Collaborative Management

An operating blueprint provides two strategic enablers: 360-degree enterprise models; and impact analyses and scenarios for true value creation. The 360-degree models can be of a process, an organization or a technology with the ability to proactively visualize the end-to-end goals and execution strategies before and during the implementation of costly and often irreversible strategies that can hamper goals. In government, as in business, these models create the opportunity to ask "what-if" and test scenarios that help vet problems and issues ahead of major financial commitments. Impact analyses and scenarios create multiple output scenarios, evaluate the end-to-end impact of each scenario, and arrive at the optimal solution.

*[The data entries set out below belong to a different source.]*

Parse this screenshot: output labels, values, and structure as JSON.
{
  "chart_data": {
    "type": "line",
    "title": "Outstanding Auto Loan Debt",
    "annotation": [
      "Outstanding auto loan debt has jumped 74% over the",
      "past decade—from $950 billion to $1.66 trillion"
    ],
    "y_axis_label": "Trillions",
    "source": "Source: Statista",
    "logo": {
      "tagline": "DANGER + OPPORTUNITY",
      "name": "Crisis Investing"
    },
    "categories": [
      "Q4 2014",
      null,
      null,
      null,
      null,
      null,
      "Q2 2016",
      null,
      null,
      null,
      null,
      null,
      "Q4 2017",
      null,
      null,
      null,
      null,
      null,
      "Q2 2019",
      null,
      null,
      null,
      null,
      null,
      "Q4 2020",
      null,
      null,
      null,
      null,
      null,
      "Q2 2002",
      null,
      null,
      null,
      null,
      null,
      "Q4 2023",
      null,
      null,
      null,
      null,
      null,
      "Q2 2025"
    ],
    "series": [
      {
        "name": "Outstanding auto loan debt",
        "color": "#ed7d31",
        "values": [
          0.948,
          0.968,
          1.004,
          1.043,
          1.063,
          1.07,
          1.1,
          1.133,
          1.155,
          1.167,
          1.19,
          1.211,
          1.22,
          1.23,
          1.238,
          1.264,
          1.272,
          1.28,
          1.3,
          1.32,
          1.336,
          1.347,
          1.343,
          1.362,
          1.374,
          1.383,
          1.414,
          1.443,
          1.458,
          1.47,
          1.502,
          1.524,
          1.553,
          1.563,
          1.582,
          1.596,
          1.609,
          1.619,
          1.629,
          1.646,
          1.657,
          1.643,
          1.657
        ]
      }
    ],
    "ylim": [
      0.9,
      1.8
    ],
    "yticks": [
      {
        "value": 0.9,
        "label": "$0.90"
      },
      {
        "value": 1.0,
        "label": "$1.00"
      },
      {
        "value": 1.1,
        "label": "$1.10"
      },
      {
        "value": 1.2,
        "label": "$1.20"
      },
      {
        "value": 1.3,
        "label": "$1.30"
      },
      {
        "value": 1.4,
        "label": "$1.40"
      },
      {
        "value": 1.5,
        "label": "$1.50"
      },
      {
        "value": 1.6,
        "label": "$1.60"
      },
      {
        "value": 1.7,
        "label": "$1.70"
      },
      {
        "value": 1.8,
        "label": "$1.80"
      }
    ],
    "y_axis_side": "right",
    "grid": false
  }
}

An operating blueprint allows everyone in an enterprise to work together based on converged intelligence of new and emerging service delivery models, execution capabilities and drives cost and process efficiencies - without negatively impacting citizen service.

Make no mistake, every government is a big organization with a huge budget, a complex management hierarchy and diverse, sometimes conflicting stakeholders. And any large organization in today's complex global environment requires collaborative execution. Unless you collaborate on the development of a strategy, as well as the operational execution of that strategy, the organization will fail to create value. Therefore, every public service agency must create a collaborative management structure driven from an interconnected 360-degree enterprise model to execute the operational plan.

Conclusion

It's no secret that public agencies often operate like 'satellite republics', with little or no integrated communication. That leaves the end user -- the citizen -- with a marginalized level of public service. Every major organization in today's complex and constantly changing marketplace requires collaborative execution. As with the private sector, all public agencies are functioning within a global marketplace -- the key difference lies in the constituencies it serves.

In the same manner that a company bears responsibility in answering to the company shareholders, a pubic agency is accountable to its stakeholders -- primarily the citizens that depend on an agency's critical services. At the end of the day, how a country is managed is by far the most important operation of all.